HEA Confirms Large Public Endowments to Catholic Church
At the request of the Comptroller and Auditor General (C&AG), the Higher Education Authority (HEA) has arranged a presentation from Atheist Ireland in relation to the probity of contracts awarded to the Roman Catholic Church by third level colleges. New information has been provided to the HEA by Atheist Ireland during this presentation. The HEA has also confirmed that their own investigation validated the accuracy of the very large sums of money involved, which were previously quoted by Atheist Ireland. Today, the Irish Times has reported that the total public funds award to Roman Catholic bishops without tender, exceeds €1.5M per annum. The HEA investigation took place as a direct result of Atheist Ireland submissions to the Department of Education and Skills and the Joint Oireachtas Committee on Education and Social Protection.
During 2015, Atheist Ireland submitted a detailed series of requests under the Freedom of Information Act, to the Institutes of Technology in Ireland. Those requests related to the funding of chaplaincy services in the colleges. What was discovered was a wholesale breach, across the vast majority of colleges, of public sector appointment rules and the Employment Control Framework criteria. Instead of selecting the best candidate for State funded positions using objective criteria, colleges have been simply handing large sums of public money to their local Roman Catholic bishop and allowing him to appoint a priest of his choice.

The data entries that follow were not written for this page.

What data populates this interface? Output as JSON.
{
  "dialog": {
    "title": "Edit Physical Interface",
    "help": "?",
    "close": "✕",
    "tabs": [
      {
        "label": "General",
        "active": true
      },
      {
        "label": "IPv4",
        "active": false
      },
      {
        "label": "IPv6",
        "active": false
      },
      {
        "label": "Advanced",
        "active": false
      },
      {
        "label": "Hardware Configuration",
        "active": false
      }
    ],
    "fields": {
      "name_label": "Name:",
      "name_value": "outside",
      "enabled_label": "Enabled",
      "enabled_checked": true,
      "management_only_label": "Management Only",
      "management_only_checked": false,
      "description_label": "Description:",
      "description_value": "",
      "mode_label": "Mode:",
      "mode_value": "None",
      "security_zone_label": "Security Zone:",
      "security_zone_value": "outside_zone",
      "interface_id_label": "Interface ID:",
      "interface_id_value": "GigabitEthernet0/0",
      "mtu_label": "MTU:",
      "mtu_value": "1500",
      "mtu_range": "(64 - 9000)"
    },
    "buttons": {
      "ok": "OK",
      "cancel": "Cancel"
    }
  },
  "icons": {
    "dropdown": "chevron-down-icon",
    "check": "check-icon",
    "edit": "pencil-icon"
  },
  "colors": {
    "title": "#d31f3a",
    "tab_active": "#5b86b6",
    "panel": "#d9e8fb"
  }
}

This sectarian appointment process discriminates against all non-Catholics and against all women (who can offer excellent pastoral services but can’t become Catholic priests). It is also a breach of Article 44.2.2 in the Irish Constitution, which requires that “The State guarantees not to endow any religion.”. The table below summarises the results from these Freedom of Information requests and illustrates both the widespread nature of the problem and also the significant sums involved. Just from the subset of 13 of colleges contacted by Atheist Ireland, more than €500,000 per annum is awarded to the Roman Catholic Church from public funds without tender.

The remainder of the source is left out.